Gene expression profiling in the Cynomolgus macaque Macaca fascicularis shows variation within the normal birth range
1 Growth, Development and Metabolism Programme, Singapore Institute for Clinical Sciences, Brenner Centre for Molecular Medicine, 30 Medical Drive, Singapore
2 Liggins Institute and the National Research Centre for Growth and Development, The University of Auckland, Private Bag 92019, Auckland 1142, New Zealand
3 Division of Molecular Genetics & Cell Biology, School of Biological Sciences, Nanyang Technological University, Singapore, Singapore
4 Department of Anatomy, Faculty of medicine and Health Sciences, UAE University, Tawam Medical Campus, PO BOX 17666, Al ain, UAE
BMC Genomics 2011, 12:509 doi:10.1186/1471-2164-12-509Published: 16 October 2011
Although an adverse early-life environment has been linked to an increased risk of developing the metabolic syndrome, the molecular mechanisms underlying altered disease susceptibility as well as their relevance to humans are largely unknown. Importantly, emerging evidence suggests that these effects operate within the normal range of birth weights and involve mechanisms of developmental palsticity rather than pathology.

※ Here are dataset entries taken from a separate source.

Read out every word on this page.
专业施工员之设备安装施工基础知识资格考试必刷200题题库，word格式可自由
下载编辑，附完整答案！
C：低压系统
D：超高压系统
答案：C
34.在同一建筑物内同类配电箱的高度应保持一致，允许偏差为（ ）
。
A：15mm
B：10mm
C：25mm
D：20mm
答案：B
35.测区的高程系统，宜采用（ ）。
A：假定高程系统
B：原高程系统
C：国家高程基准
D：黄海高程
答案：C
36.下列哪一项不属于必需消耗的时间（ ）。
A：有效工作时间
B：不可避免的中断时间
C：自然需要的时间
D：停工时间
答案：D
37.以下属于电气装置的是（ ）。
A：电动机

To explore this further, we utilised a non-human primate model Macaca fascicularis (Cynomolgus macaque) which shares with humans the same progressive history of the metabolic syndrome. Using microarray we compared tissues from neonates in the average birth weight (50-75th centile) to those of lower birth weight (5-25th centile) and studied the effect of different growth trajectories within the normal range on gene expression levels in the umbilical cord, neonatal liver and skeletal muscle.
We identified 1973 genes which were differentially expressed in the three tissue types between average and low birth weight animals (P < 0.05). Gene ontology analysis identified that these genes were involved in metabolic processes including cellular lipid metabolism, cellular biosynthesis, cellular macromolecule synthesis, cellular nitrogen metabolism, cellular carbohydrate metabolism, cellular catabolism, nucleotide and nucleic acid metabolism, regulation of molecular functions, biological adhesion and development.
These differences in gene expression levels between animals in the upper and lower percentiles of the normal birth weight range may point towards early life metabolic adaptations that in later life result in differences in disease risk.